Aku terkesiap mendengarnya. Ini pertama kalinya dia mengajakku pergi berdua saja. Aku melirik ke mobilnya, mencari-cari supirnya. "Supirnya mana?" Tanyaku polos. "Aku yg nyetir donk!" Ucapnya bangga. "Hah? Nggak mau ah.. Kamu kan nggak bisa nyetir di sini.." Sahutku pura-pura panik. "Jangan takut, aku dah latihan dari kemaren.." Ia lalu berjlan melewatiku dan membukakan pintu mobil untukku. "Silahkan masuk, tuan putri." Aku bisa merasakan tatapan-tatapan yg tertuju padaku saat itu. Bagaimana tidak, sore itu lapangan parkir sedang ramai-ramainya dan tiba-tiba saja ia datang dengan semua keglamourannya. Ditambah lagi statusku yg memang kurang mengenakkan di kampus ini. Merasa tidak enak, aku memilih untuk buru-buru masuk ke mobil sebelum mereka menganggap aku sedang pamer cowok.
"Kok diem Ca?" Tanya Jason sedikit tidak enak. " Lain kali enggak usah jemput aku..." Jawabku pelan. "Kenapa sih memangnya?
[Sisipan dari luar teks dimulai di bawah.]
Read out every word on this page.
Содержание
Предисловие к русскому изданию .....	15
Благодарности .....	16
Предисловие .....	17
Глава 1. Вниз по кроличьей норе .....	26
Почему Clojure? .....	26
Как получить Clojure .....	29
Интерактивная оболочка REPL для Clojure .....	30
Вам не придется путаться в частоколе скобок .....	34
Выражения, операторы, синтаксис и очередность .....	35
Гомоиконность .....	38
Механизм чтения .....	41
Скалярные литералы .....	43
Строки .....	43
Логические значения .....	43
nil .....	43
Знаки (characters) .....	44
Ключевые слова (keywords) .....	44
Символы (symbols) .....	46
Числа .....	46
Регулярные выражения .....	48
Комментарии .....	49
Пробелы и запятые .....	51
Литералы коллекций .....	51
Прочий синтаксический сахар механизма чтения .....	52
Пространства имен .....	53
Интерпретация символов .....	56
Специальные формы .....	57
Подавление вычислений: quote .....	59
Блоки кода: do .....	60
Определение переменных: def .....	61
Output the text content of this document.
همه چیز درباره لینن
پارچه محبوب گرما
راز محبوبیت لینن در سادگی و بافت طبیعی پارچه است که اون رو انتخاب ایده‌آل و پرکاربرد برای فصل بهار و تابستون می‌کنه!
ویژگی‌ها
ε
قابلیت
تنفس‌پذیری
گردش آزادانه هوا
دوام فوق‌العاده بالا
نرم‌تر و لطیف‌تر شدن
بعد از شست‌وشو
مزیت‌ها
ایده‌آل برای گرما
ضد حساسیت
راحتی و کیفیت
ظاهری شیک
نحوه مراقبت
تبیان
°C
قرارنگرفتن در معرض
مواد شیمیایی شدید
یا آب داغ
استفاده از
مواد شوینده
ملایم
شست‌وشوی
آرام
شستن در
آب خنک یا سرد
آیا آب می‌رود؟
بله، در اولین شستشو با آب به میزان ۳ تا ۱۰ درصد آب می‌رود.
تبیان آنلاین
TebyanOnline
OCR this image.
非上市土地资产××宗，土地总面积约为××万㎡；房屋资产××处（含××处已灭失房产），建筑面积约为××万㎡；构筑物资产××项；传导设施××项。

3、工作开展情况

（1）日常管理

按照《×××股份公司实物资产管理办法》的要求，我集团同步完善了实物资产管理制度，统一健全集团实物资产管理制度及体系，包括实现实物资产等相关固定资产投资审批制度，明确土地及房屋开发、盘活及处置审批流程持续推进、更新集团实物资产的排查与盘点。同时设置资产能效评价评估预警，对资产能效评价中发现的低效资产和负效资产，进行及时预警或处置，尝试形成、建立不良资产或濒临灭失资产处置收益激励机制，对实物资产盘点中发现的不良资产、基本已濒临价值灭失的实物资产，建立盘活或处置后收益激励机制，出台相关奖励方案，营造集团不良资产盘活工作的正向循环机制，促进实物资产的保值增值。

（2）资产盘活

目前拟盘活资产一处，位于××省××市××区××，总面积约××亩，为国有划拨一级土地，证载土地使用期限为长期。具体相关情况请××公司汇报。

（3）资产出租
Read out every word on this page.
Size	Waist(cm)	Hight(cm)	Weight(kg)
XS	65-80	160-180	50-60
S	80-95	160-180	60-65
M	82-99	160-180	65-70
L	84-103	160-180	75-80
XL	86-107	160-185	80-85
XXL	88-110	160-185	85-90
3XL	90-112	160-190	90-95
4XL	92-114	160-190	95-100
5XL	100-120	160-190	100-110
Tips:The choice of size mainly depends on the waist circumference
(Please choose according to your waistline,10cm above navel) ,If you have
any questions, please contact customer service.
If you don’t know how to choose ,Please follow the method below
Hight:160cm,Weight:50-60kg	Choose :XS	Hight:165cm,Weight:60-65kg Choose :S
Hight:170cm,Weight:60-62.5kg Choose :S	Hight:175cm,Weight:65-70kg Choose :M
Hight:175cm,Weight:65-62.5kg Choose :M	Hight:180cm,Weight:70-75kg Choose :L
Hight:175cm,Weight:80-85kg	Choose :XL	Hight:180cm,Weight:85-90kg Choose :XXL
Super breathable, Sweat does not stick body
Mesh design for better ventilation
Enggak enak ama anak-anak kampus? Biarin aja ah.." Sahut Jason cuek. Ia sibuk mencari-cari lagu yg bagus dari CD chargernya.
"Nanti aku diomongin yg macem-macem.." "Diomongin apa sih?" Tanyanya, kali ini agak lebih serius. "Yah... Apa kek gitu.. Kamu kan tahu bagaimana sikap mereka sama aku.. Mereka tuh nggak suka sama aku.." Jawabku, agak sedikit sedih mengingat-ingat cela'an apa saja yg pernah ditujukan kepadaku... "Mereka cuma sirik sama kamu... Udah pinter, kaya, cakep lagi... Plus dijemput ama cowok keren begini... Kayaknya emang mereka bakalan makin sebel sama kamu sih.." Tanpa kusadari, aku tersenyum sendiri mendengar ucapannya.
Entah kenapa, Jason bisa membuatku merasa dihargai dan berarti meskipun ia tidak pernah mengatakannya secara langsung.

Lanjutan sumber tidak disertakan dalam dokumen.